« Vous me parlez de la loi de la jungle, et il se trouve que j’y suis tout à fait opposé ; mais alors dites-moi comment vous appelez ce paysage actuel où l’on voit frémir de l’échine tant de hyènes communautaires qui ne s’excitent qu’à la perspective d’imposer par le chantage au gouvernement le vote de lois répressives, et dont les babines dégoulinent de joie à la perspective du paradis qui s’offrira à leurs ébats lorsque ces lois seront enfin promulguées ? Je trouve cette jungle-là, cette jungle sociétale, encore mille fois plus alarmante que l’autre, ne serait-ce que parce que personne n’en semble horrifié.

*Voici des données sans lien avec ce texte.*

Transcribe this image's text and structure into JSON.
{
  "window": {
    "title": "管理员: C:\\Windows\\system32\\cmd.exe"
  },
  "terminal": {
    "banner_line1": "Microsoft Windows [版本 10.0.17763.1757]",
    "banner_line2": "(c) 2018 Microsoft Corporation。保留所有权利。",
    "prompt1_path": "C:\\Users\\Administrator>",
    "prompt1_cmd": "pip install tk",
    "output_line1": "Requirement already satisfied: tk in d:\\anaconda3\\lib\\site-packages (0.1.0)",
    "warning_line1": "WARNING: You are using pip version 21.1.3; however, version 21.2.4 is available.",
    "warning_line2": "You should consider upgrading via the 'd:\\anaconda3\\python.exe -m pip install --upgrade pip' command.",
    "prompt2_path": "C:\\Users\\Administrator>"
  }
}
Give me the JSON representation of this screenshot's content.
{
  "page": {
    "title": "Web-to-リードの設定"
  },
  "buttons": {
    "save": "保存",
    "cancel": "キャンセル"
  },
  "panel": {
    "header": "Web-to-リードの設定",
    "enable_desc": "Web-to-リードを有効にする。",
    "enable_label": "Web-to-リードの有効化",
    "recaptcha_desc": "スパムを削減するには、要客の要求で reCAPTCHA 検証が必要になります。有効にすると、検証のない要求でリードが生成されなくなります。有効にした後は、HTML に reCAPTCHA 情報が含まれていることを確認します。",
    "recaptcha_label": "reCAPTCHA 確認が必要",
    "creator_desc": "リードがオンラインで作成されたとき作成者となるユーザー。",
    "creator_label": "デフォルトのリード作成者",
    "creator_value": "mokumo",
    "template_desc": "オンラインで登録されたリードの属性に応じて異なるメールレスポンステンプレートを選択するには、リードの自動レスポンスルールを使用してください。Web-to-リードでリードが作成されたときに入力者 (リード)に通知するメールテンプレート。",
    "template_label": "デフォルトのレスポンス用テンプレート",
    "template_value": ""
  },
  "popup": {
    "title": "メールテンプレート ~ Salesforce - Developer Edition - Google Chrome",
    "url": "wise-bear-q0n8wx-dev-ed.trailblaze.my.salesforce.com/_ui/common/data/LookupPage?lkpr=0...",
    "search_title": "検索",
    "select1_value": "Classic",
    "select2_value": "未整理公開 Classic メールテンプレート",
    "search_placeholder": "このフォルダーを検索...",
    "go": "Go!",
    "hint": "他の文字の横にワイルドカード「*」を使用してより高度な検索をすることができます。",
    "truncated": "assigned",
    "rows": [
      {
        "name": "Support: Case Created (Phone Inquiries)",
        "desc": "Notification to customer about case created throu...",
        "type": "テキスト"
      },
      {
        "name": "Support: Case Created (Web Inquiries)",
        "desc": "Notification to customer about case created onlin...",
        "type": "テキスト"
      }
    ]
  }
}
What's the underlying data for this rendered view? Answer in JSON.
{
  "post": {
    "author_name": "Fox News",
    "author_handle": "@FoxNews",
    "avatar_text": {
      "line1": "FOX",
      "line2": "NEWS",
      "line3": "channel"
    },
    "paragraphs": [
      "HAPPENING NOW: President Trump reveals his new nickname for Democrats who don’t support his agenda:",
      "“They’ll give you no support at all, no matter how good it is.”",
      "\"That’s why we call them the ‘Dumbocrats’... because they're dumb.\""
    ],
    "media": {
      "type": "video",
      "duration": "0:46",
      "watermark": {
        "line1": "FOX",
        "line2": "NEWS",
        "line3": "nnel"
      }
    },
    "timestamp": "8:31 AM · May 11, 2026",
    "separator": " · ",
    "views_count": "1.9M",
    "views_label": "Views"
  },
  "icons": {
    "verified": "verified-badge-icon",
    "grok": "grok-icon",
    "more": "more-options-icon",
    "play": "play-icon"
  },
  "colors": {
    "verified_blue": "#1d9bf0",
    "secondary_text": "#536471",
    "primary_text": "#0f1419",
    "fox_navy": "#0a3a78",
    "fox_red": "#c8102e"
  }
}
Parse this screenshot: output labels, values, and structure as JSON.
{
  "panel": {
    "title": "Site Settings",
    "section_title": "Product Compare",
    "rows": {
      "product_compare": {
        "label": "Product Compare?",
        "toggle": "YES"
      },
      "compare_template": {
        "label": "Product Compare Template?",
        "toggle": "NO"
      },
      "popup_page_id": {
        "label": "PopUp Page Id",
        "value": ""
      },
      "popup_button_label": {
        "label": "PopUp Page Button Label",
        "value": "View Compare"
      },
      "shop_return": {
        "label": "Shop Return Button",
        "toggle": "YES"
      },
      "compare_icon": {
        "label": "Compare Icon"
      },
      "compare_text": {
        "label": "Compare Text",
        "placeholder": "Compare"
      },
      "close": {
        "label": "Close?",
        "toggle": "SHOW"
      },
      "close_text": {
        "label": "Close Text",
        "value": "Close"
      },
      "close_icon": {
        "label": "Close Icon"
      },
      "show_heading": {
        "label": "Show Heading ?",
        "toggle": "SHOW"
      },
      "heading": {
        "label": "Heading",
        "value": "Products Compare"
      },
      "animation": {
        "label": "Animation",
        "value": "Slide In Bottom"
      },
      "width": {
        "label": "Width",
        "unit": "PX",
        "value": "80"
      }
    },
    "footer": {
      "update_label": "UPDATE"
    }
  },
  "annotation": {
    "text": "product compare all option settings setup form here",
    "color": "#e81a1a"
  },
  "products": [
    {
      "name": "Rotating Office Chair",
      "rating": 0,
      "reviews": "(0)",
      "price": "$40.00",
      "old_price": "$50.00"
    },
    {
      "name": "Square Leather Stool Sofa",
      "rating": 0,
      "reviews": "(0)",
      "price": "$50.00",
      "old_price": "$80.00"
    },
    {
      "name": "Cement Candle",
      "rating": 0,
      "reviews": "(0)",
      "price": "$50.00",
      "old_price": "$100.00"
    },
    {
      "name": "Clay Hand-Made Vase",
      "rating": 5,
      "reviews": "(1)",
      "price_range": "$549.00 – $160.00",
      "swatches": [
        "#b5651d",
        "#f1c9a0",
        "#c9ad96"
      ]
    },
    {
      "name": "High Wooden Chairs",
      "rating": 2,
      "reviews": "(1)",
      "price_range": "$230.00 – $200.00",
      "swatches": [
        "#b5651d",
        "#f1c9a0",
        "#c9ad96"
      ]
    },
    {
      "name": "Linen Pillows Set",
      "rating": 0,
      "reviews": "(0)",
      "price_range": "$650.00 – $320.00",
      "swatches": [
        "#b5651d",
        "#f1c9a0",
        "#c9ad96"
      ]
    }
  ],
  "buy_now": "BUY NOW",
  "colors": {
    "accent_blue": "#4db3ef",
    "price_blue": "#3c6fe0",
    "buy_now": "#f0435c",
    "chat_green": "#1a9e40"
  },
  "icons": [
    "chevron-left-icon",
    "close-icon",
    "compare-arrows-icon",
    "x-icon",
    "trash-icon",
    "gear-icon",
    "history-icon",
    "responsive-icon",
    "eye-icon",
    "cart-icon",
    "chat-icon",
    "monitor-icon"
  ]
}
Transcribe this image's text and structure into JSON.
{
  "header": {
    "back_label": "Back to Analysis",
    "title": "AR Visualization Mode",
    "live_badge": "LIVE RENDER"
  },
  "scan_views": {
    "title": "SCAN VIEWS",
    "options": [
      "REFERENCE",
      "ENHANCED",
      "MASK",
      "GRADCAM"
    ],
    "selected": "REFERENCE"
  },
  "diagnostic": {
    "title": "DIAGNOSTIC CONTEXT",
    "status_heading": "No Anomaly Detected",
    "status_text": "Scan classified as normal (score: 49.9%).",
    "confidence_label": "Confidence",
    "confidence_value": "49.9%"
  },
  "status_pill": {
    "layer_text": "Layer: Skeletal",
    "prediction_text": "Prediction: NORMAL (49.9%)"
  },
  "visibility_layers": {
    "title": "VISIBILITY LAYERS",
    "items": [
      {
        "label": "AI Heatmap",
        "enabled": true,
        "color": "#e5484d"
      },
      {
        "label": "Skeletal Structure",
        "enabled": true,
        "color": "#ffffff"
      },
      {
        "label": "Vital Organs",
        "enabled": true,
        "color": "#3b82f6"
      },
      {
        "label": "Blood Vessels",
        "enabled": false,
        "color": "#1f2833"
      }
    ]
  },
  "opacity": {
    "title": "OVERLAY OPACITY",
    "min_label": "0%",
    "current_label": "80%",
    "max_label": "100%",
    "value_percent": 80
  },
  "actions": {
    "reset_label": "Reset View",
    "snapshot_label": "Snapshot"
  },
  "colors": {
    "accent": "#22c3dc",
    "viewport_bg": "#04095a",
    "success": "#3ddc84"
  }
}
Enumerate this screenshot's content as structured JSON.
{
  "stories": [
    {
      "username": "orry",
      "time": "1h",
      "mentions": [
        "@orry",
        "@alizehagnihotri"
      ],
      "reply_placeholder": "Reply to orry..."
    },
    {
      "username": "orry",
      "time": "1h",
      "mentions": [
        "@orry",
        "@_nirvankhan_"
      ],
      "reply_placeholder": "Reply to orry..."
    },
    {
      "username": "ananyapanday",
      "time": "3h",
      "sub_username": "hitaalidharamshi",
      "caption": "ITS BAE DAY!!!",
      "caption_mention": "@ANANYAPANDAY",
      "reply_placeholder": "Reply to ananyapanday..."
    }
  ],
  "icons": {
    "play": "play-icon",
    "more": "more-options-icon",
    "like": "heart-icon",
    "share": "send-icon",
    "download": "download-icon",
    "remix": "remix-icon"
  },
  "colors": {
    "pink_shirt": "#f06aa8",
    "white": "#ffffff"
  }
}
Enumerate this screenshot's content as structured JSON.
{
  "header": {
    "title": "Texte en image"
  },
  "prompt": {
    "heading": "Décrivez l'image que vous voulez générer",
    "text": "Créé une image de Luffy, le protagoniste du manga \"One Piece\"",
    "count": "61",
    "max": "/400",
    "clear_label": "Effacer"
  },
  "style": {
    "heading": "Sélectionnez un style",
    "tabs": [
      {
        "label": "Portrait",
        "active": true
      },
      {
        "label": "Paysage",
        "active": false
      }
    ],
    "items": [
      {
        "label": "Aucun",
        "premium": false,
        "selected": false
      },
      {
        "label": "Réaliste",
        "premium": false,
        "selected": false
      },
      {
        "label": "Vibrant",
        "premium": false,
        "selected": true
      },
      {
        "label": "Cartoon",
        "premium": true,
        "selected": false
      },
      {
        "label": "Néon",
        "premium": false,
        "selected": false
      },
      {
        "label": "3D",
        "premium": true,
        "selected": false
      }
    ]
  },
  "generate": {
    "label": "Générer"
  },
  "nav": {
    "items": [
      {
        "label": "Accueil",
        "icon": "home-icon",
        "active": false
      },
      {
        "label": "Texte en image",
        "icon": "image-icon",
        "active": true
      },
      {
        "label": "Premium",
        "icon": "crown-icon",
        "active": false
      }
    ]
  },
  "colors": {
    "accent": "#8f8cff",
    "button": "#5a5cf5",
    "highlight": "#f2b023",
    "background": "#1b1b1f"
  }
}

L’envie du pénal gronde partout. Jamais la liberté n’a été plus haïe. De plus en plus de maniaques travaillent du droit comme on travaillait du chapeau. Je sais très bien que la vie en société impose des contraintes. Mais les mensonges de ceux qui veulent encore les accroître par de nouvelles lois, et leur capacité de manipulation effrénée de tout, chiffres, statistiques, faits-divers, etc., deviennent stupéfiants, et se résument en fin de compte à une guerre honteuse et hystérique contre ce qui reste de l’humanité. Ce sont les véritables nihislistes et les véritables haïsseurs de la vie. Ils apsirent au pouvoir pour y faire régner leurs destructions et leurs délires. Ils veulent réduire l’humanité c’est-à-dire la liberté, comme les écologistes « profonds » veulent remplacer cette même humanité par la chouette mouchetée, et comme les dingues de la santé veulent non pas supprimer le plaisir mais faire oublier jusqu’à son souvenir. Ces nouveaux persécuteurs ont le mensonge pour méthode, la pression constante pour stratégie, des « observatoires » de toute nature comme ouvrages fortifiés, et un style d’appel à la mobilisation facilement identifiable : toutes leurs phrases commencent par « : « A l’heure où ». C’est le style de l’état d’alerte, de la levée en masse. On peut l’appeler l’Aleurou. « Aleurou l’extrémisme devient extrême » ; « Aleurou le combat s’impose » ; « Aleurou l’intolérance galope » ; « Aleurou le repli menace » ; « Aleurou les femmes sont battues » ; « Aleurou les homosexuels sont persécutés » ; « Aleurou l’ironie fait rage contre les handicapés ». Etc. Il n’y a plus qu’à espérer que leurs croisades échoueront. Que toutes leurs croisades sans exception échoueront. En tout cas, c’est la seule chance que l’on ait de revoir un jour une vie humaine. »

Philippe Muray, Festivus Festivus. Champs essais.